Moskau sei daran interessiert, dass die Zusammenkunft in Genf zustandekomme, beteuerte Außenminister Lawrow. Die Teilnehmer hätten sich schon auf ein vorläufiges Programm geeinigt - darunter Deeskalation, Entwaffnung illegaler Einheiten, verfassungsmäßige Reformen und Wahlen in der Ukraine, sagte Lawrow.

In Peking wurde der Russe nach einem Gespräch mit seinem Amtskollegen Wang Yi auch von Chinas Staats- und Parteichef Xi Jinping empfangen - was als besondere Geste gewertet werden kann. Die chinesische Führung bekräftigte ihre "unparteiische Position" in dem Konflikt. China sei ein Freund des ukrainischen Volkes und unterstütze das Genfer Treffen. Lawrow dankte Peking für seine "vorurteilslose und ausgewogene Haltung".

Die EU-Verteidigungsminister sicherten Polen, Rumänien und den drei baltischen Staaten angesichts der Ukraine-Krise ihre Solidarität zu. "Wir haben eine ausgesprochen fragile Situation, in der jetzt auch Besonnenheit wichtig ist", sagte Bundesverteidigungsministerin Ursula von der Leyen (CDU) nach Beratungen der Minister in Luxemburg. Nato-Generalsekretär Anders Fogh Rasmussen, der als Gast über die Lage in der Ukraine referierte, bekräftigte: "Wir diskutieren nicht über militärische Optionen." Allerdings wolle die Nato in den östlichen Bündnisländern auch militärisch stärker präsent sein als bisher.

Die Europäische Union sperrte unterdessen die Konten des einstigen kommissarischen Ministerpräsidenten der Ukraine, Sergej Arbusow. Der Vertraute des früheren Präsidenten Viktor Janukowitsch ist einer von vier Ukrainern, die neu auf die Sanktionsliste gesetzt wurden. Damit stieg die Zahl der Personen, die wegen des Verdachts auf Veruntreuung staatlicher ukrainischer Gelder keinen Zugriff mehr auf Konten in der EU haben, von bisher 18 auf 22.

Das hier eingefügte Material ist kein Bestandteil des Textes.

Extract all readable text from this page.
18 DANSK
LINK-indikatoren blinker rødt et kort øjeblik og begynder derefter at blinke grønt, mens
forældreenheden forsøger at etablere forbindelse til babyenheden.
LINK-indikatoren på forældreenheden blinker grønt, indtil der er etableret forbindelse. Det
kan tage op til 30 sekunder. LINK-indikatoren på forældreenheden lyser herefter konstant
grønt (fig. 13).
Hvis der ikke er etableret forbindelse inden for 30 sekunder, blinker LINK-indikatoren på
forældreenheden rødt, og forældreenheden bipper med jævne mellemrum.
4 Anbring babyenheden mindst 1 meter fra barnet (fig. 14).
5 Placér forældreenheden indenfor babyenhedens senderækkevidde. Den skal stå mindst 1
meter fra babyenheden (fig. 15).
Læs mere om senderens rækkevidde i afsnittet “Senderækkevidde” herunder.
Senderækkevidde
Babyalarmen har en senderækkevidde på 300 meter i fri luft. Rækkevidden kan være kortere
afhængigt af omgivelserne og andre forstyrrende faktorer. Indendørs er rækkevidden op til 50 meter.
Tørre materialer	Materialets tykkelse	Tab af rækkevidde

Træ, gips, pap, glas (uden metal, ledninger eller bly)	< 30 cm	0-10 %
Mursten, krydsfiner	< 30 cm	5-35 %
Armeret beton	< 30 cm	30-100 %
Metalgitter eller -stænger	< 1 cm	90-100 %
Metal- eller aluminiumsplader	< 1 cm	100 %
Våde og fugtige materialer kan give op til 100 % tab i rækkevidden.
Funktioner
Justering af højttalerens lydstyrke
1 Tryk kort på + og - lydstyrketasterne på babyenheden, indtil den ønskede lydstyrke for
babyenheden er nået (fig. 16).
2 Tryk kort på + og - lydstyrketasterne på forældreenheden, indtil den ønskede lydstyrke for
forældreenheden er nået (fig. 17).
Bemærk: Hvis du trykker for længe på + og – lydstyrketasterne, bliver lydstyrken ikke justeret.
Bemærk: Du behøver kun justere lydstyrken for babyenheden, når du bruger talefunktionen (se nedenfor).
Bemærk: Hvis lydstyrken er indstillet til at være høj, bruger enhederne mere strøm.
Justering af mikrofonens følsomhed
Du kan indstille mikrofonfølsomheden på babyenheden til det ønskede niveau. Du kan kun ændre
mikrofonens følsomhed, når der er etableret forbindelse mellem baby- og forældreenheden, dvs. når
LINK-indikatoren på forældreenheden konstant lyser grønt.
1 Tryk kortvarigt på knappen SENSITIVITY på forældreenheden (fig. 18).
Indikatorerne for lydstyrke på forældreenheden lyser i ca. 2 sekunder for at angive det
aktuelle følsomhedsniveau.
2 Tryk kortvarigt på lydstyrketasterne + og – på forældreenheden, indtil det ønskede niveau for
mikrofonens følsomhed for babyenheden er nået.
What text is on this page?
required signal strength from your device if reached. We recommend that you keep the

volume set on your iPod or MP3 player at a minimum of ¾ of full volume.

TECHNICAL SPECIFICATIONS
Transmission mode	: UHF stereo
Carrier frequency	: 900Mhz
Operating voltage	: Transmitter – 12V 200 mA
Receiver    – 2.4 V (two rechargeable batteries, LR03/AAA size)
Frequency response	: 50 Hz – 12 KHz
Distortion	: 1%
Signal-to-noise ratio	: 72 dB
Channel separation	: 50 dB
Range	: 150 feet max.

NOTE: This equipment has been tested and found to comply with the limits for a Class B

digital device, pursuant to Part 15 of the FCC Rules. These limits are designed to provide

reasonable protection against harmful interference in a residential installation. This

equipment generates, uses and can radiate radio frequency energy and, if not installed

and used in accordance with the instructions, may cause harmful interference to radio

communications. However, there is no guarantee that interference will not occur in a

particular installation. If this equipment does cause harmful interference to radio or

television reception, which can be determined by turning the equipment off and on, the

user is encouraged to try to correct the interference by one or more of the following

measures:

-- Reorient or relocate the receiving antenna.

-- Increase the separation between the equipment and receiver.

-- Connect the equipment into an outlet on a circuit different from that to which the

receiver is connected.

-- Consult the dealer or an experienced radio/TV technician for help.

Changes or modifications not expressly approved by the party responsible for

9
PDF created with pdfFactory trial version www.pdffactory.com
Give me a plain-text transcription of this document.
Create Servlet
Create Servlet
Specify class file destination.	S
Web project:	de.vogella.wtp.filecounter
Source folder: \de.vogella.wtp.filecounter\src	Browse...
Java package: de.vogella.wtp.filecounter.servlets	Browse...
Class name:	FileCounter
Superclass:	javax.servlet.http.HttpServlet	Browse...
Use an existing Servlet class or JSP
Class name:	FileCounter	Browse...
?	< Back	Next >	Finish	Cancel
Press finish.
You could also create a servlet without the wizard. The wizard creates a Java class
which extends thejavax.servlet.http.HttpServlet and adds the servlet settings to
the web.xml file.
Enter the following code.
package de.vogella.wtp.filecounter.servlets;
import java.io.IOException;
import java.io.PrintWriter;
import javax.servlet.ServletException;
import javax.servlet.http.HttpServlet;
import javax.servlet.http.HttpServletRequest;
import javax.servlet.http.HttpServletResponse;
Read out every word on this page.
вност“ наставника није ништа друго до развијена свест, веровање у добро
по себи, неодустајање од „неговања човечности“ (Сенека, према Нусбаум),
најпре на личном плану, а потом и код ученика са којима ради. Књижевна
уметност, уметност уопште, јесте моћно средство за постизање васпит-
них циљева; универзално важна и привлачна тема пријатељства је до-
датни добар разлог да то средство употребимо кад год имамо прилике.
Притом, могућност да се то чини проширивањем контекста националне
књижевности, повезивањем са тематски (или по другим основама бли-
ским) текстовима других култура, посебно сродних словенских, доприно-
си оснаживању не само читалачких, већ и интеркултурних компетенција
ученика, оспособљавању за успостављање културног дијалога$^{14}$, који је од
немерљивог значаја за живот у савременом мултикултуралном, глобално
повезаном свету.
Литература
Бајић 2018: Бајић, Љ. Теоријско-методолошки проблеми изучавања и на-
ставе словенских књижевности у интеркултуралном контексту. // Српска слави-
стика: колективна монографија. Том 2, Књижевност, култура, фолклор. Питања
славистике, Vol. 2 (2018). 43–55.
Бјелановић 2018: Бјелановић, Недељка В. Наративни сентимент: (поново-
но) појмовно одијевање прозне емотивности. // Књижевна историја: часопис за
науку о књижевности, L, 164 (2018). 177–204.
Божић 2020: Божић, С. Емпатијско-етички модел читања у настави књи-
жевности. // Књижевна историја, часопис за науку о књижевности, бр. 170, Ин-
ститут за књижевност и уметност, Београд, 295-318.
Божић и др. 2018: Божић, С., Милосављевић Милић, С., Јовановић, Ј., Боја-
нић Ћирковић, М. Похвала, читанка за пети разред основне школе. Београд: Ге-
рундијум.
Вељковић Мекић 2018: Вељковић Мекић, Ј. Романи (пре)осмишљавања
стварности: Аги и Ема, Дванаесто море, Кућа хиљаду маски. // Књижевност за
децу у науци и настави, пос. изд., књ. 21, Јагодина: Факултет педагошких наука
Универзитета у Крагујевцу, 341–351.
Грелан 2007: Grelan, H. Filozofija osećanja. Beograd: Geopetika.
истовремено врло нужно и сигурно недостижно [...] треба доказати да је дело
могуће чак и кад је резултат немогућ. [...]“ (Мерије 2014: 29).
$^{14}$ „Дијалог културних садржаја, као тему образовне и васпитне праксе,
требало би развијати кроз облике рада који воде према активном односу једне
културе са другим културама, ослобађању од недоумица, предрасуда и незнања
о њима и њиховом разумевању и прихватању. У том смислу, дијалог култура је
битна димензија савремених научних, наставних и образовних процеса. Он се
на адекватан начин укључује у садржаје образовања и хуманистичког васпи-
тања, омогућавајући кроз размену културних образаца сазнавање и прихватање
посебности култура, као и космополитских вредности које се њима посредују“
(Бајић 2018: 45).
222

Sprecherin der Seperatisten: Sind keine Terroristen

Nach Erkenntnissen von UN-Experten hat es im Osten der Ukraine zwar vereinzelte Übergriffe auf Angehörige der russischen Minderheit gegeben, aber keine systematischen Attacken. Allerdings hätten Russen dort tatsächlich Angst, dass die Regierung in Kiew ihre Interessen nicht vertrete, heißt es in einem in Genf vorgelegten Bericht. Darin wurde die Regierung in Kiew ermahnt, die Rechte der russischen Minderheit zu respektieren.

Eine Sprecherin der prorussischen Separatisten, Jekaterina Gubarewa, sagte, die Aktivisten in der Ostukraine seien keine Terroristen. Es gebe weder Plünderungen noch Vandalismus - viele Menschen in der Region seien "einfach enttäuscht" über die neue Regierung in Kiew. Interimspräsident Turtschinow hatte sich am Vortag offen gezeigt für ein landesweites Referendum über die künftige Struktur der Ukraine.

In Kiew griffen unterdessen Unbekannte zwei prorussische Präsidentenkandidaten an. Der Politiker Oleg Zarjow wurde von einer Menge mit Schlägen traktiert und ließ sich anschließend in einer Klinik behandeln. Zarjows Mitarbeiter machten Rechtsextreme für die Attacke verantwortlich. Der Kandidat Michail Dobkin wurde von einer Gruppe erst mit Mehl und dann mit Farbe überschüttet. Die Präsidentenwahl in der Ex-Sowjetrepublik soll am 25. Mai stattfinden.